Waar gaan al die wattenstaafjes eigenlijk heen en waar eindigt jouw lichaamsmateriaal? Die vraag stelde iemand op het NOS op 3 Instagram-account. Een simpele vraag, maar het antwoord blijkt behoorlijk ingewikkeld.
In theorie wordt het monster van jouw wattenstaaf gebruikt voor de coronatest en daarna, na maximaal drie maanden, verbrand.
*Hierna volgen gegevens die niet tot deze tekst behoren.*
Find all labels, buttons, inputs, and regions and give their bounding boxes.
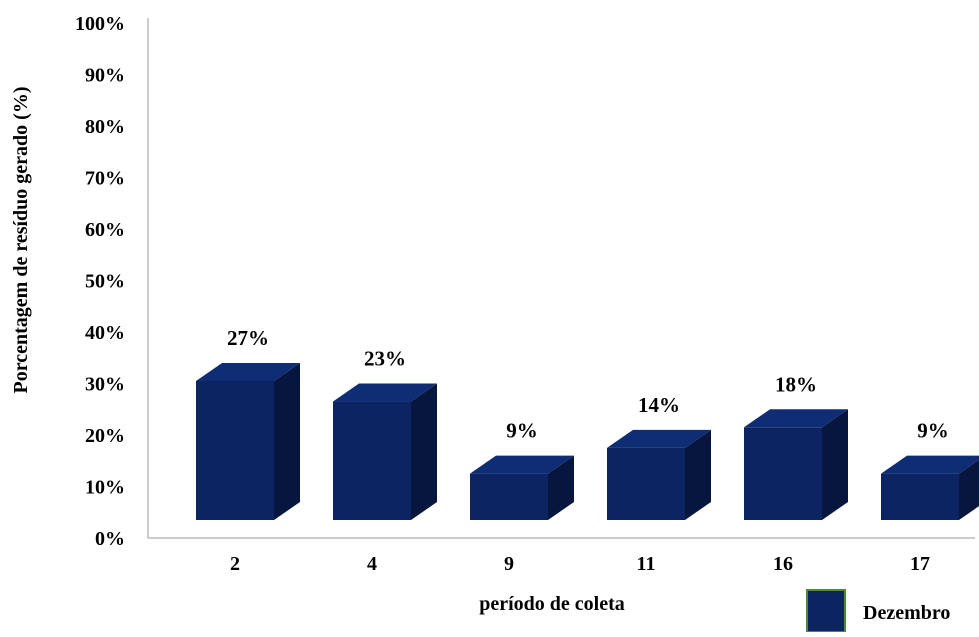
y-axis-title: Porcentagem de resíduo gerado (%) (10, 87, 32, 394)
bar-front-face (744, 427, 822, 520)
bar-top-face (333, 383, 437, 402)
bar-front-face (881, 473, 959, 520)
data-label: 18% (775, 372, 817, 396)
bar (196, 362, 300, 520)
data-label: 27% (227, 326, 269, 350)
y-tick-label: 30% (85, 374, 125, 396)
y-tick-label: 90% (85, 65, 125, 87)
x-tick-label: 17 (910, 553, 930, 575)
y-tick-label: 40% (85, 322, 125, 344)
bar-top-face (607, 429, 711, 448)
bar (470, 455, 574, 520)
bar-top-face (196, 362, 300, 381)
y-tick-label: 80% (85, 116, 125, 138)
y-tick-label: 20% (85, 425, 125, 447)
x-tick-label: 9 (504, 553, 514, 575)
bar-front-face (333, 401, 411, 520)
data-label: 23% (364, 347, 406, 371)
x-tick-label: 16 (773, 553, 793, 575)
bar (333, 383, 437, 520)
bar-side-face (822, 409, 848, 520)
x-tick-label: 4 (367, 553, 377, 575)
bar (744, 409, 848, 520)
legend-label: Dezembro (863, 602, 950, 624)
y-tick-label: 100% (75, 13, 125, 35)
data-label: 14% (638, 393, 680, 417)
bar-top-face (744, 409, 848, 428)
y-tick-label: 60% (85, 219, 125, 241)
bar (881, 455, 979, 520)
x-tick-label: 2 (230, 553, 240, 575)
bar (607, 429, 711, 520)
legend: Dezembro (806, 589, 950, 633)
y-tick-label: 0% (95, 528, 125, 550)
bar-side-face (411, 383, 437, 520)
bar-top-face (881, 455, 979, 474)
x-axis-title: período de coleta (479, 593, 625, 615)
data-label: 9% (917, 419, 949, 443)
y-tick-label: 10% (85, 477, 125, 499)
bar-front-face (607, 447, 685, 520)
data-label: 9% (506, 419, 538, 443)
bar-side-face (685, 429, 711, 520)
bar-side-face (959, 459, 979, 520)
bar-side-face (274, 362, 300, 520)
bars: 27% 23% 9% 14% 18% 9% (196, 326, 979, 520)
y-tick-label: 70% (85, 168, 125, 190)
y-axis-ticks: 0% 10% 20% 30% 40% 50% 60% 70% 80% 90% 100% (75, 13, 125, 550)
axes (147, 18, 975, 539)
bar-side-face (548, 455, 574, 520)
y-tick-label: 50% (85, 271, 125, 293)
x-tick-label: 11 (637, 553, 656, 575)
bar-top-face (470, 455, 574, 474)
legend-swatch (806, 589, 846, 633)
bar-front-face (470, 473, 548, 520)
bar-front-face (196, 380, 274, 520)
x-axis-categories: 2 4 9 11 16 17 (230, 553, 930, 575)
Maar de praktijk is niet zo overzichtelijk.
De wattenstaafjes komen in een van de ruim zestig labs terecht; van commerciële labs, ziekenhuislabs tot het rivm-lab. Die hebben allemaal eigen regels. De meesten houden zich aan internationale normen, afspraken over hoe ze bijvoorbeeld genetisch materiaal bewaren, maar dat geldt niet voor alle labs.
Drie grotere labs hebben een contract met de overheid, waarin staat dat restmateriaal na drie maanden wordt vernietigd. Andere labs hebben niet zo'n contract.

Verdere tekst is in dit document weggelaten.